Merkeev Igor V, Mironov Andrey A
State Scientific Center GosNIIGenetica, 1st Dorozhny pr,, 1, Moscow, 113545, Russia.
BMC Evol Biol. 2006 Jun 22;6:51. doi: 10.1186/1471-2148-6-51.
The need to compare protein profiles frequently arises in various protein research areas: comparison of protein families, domain searches, resolution of orthology and paralogy. The existing fast algorithms can only compare a protein sequence with a protein sequence and a profile with a sequence. Algorithms to compare profiles use dynamic programming and complex scoring functions.
We developed a new algorithm called PHOG-BLAST for fast similarity search of profiles. This algorithm uses profile discretization to convert a profile to a finite alphabet and utilizes hashing for fast search. To determine the optimal alphabet, we analyzed columns in reliable multiple alignments and obtained column clusters in the 20-dimensional profile space by applying a special clustering procedure. We show that the clustering procedure works best if its parameters are chosen so that 20 profile clusters are obtained which can be interpreted as ancestral amino acid residues. With these clusters, only less than 2% of columns in multiple alignments are out of clusters. We tested the performance of PHOG-BLAST vs. PSI-BLAST on three well-known databases of multiple alignments: COG, PFAM and BALIBASE. On the COG database both algorithms showed the same performance, on PFAM and BALIBASE PHOG-BLAST was much superior to PSI-BLAST. PHOG-BLAST required 10-20 times less computer memory and computation time than PSI-BLAST.

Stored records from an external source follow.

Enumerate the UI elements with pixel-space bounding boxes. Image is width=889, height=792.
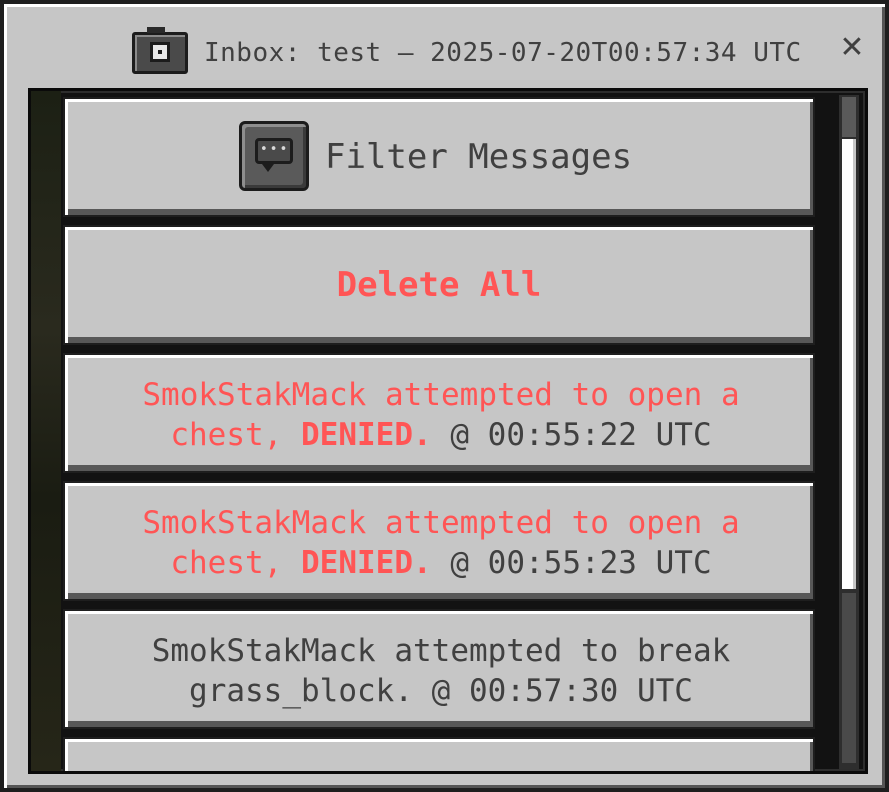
message-item[interactable]: SmokStakMack attempted to open a chest, … [63, 353, 815, 473]
message-item[interactable]: SmokStakMack attempted to open a chest, … [63, 481, 815, 601]
message-text: SmokStakMack attempted to open a chest, … [142, 505, 740, 581]
window-title: Inbox: test – 2025-07-20T00:57:34 UTC [204, 38, 802, 68]
delete-all-button[interactable]: Delete All [63, 225, 815, 345]
chat-bubble-icon [239, 121, 309, 191]
background-scenery [31, 91, 61, 771]
scroll-track [842, 97, 856, 137]
close-button[interactable]: ✕ [836, 32, 868, 64]
message-text: SmokStakMack attempted to break grass_bl… [151, 633, 731, 709]
scroll-track [842, 593, 856, 763]
denied-status: DENIED. [301, 545, 432, 581]
inbox-window: Inbox: test – 2025-07-20T00:57:34 UTC ✕ … [0, 0, 889, 792]
scrollbar[interactable] [839, 95, 859, 769]
message-list: Filter Messages Delete All SmokStakMack … [28, 88, 868, 774]
delete-all-label: Delete All [336, 265, 542, 305]
denied-status: DENIED. [301, 417, 432, 453]
message-item[interactable] [63, 737, 815, 771]
camera-icon [132, 27, 188, 74]
scroll-thumb[interactable] [842, 139, 856, 589]
filter-messages-label: Filter Messages [325, 137, 633, 177]
message-timestamp: @ 00:55:23 UTC [431, 545, 712, 581]
filter-messages-button[interactable]: Filter Messages [63, 97, 815, 217]
message-timestamp: @ 00:55:22 UTC [431, 417, 712, 453]
message-text: SmokStakMack attempted to open a chest, … [142, 377, 740, 453]
message-item[interactable]: SmokStakMack attempted to break grass_bl… [63, 609, 815, 729]
title-bar: Inbox: test – 2025-07-20T00:57:34 UTC ✕ [14, 14, 876, 86]
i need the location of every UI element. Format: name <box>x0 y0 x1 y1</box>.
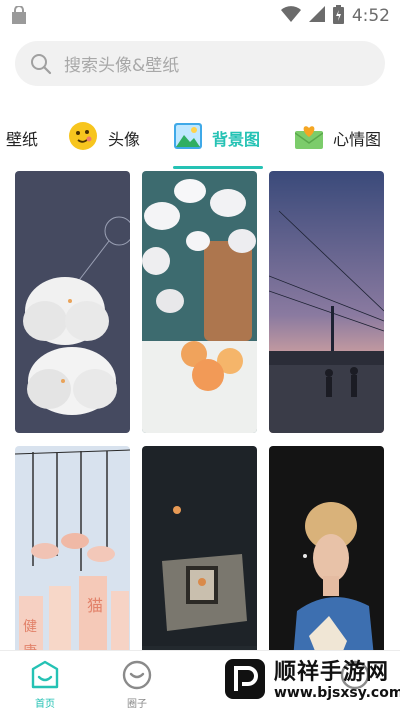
orchid-peaches-image <box>142 171 257 433</box>
wallpaper-card[interactable] <box>142 446 257 650</box>
status-bar: 4:52 <box>0 0 400 32</box>
wifi-icon <box>280 6 301 26</box>
wallpaper-card[interactable] <box>269 446 384 650</box>
portrait-man-image <box>269 446 384 650</box>
category-tabs: 壁纸 头像 背景图 心情图 <box>0 112 400 172</box>
dark-room-light-image <box>142 446 257 650</box>
active-tab-indicator <box>173 166 263 169</box>
nav-home[interactable]: 首页 <box>15 651 75 711</box>
street-dusk-image <box>269 171 384 433</box>
signal-icon <box>308 6 325 26</box>
site-logo-icon <box>224 658 266 704</box>
nav-circle[interactable]: 圈子 <box>107 651 167 711</box>
chime-text-health: 健 <box>23 619 37 635</box>
site-watermark: 顺祥手游网 www.bjsxsy.com <box>224 655 400 707</box>
wind-chimes-image: 猫 健 康 <box>15 446 130 650</box>
tab-label: 背景图 <box>212 130 261 149</box>
watermark-url: www.bjsxsy.com <box>274 685 400 701</box>
wallpaper-card[interactable] <box>142 171 257 433</box>
smile-circle-icon <box>121 659 153 691</box>
tab-mood[interactable]: 心情图 <box>294 112 382 164</box>
wallpaper-card[interactable]: 猫 健 康 <box>15 446 130 650</box>
chime-text-well: 康 <box>23 643 37 650</box>
tab-background[interactable]: 背景图 <box>174 112 260 164</box>
landscape-image-icon <box>174 123 202 153</box>
wallpaper-card[interactable] <box>269 171 384 433</box>
battery-icon <box>332 4 344 28</box>
tab-label: 心情图 <box>333 130 382 149</box>
status-time: 4:52 <box>351 6 390 26</box>
search-input[interactable]: 搜索头像&壁纸 <box>15 41 385 86</box>
nav-label: 首页 <box>35 699 55 710</box>
home-icon <box>29 659 61 691</box>
wallpaper-card[interactable] <box>15 171 130 433</box>
watermark-name: 顺祥手游网 <box>274 660 390 685</box>
tab-avatar[interactable]: 头像 <box>68 112 140 164</box>
nav-label: 圈子 <box>127 699 147 710</box>
search-icon <box>30 53 52 75</box>
tab-label: 头像 <box>108 130 141 149</box>
shopping-bag-icon <box>10 5 28 30</box>
tab-label: 壁纸 <box>6 130 39 149</box>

Since PHOG-BLAST can compare multiple alignments of protein families, it can be used in different areas of comparative proteomics and protein evolution. For example, PHOG-BLAST helped to build the PHOG database of phylogenetic orthologous groups. An essential step in building this database was comparing protein complements of different species and orthologous groups of different taxons on a personal computer in reasonable time. When it is applied to detect weak similarity between protein families, PHOG-BLAST is less precise than rigorous profile-profile comparison method, though it runs much faster and can be used as a hit pre-selecting tool.
在各种蛋白质研究领域中,经常需要比较蛋白质谱:蛋白质家族比较、结构域搜索、直系同源和旁系同源关系的解析。现有的快速算法只能将蛋白质序列与蛋白质序列进行比较,以及将谱与序列进行比较。比较谱的算法使用动态规划和复杂的评分函数。
我们开发了一种名为PHOG-BLAST的新算法,用于快速搜索谱的相似性。该算法使用谱离散化将谱转换为有限字母表,并利用哈希进行快速搜索。为了确定最佳字母表,我们分析了可靠多序列比对中的列,并通过应用特殊的聚类程序在20维谱空间中获得列簇。我们表明,如果选择其参数使得获得20个谱簇,这些簇可被解释为祖先氨基酸残基,则聚类程序效果最佳。有了这些簇,多序列比对中只有不到2%的列不在簇中。我们在三个著名的多序列比对数据库COG、PFAM和BALIBASE上测试了PHOG-BLAST与PSI-BLAST的性能。在COG数据库上,两种算法表现相同,在PFAM和BALIBASE上,PHOG-BLAST远优于PSI-BLAST。PHOG-BLAST所需的计算机内存和计算时间比PSI-BLAST少10到20倍。
由于PHOG-BLAST可以比较蛋白质家族的多序列比对,因此可用于比较蛋白质组学和蛋白质进化的不同领域。例如,PHOG-BLAST有助于构建系统发育直系同源组的PHOG数据库。构建该数据库的一个关键步骤是在个人计算机上合理的时间内比较不同物种的蛋白质补体和不同分类单元的直系同源组。当应用于检测蛋白质家族之间的弱相似性时,PHOG-BLAST不如严格的谱-谱比较方法精确,尽管它运行速度快得多,可作为命中预选择工具。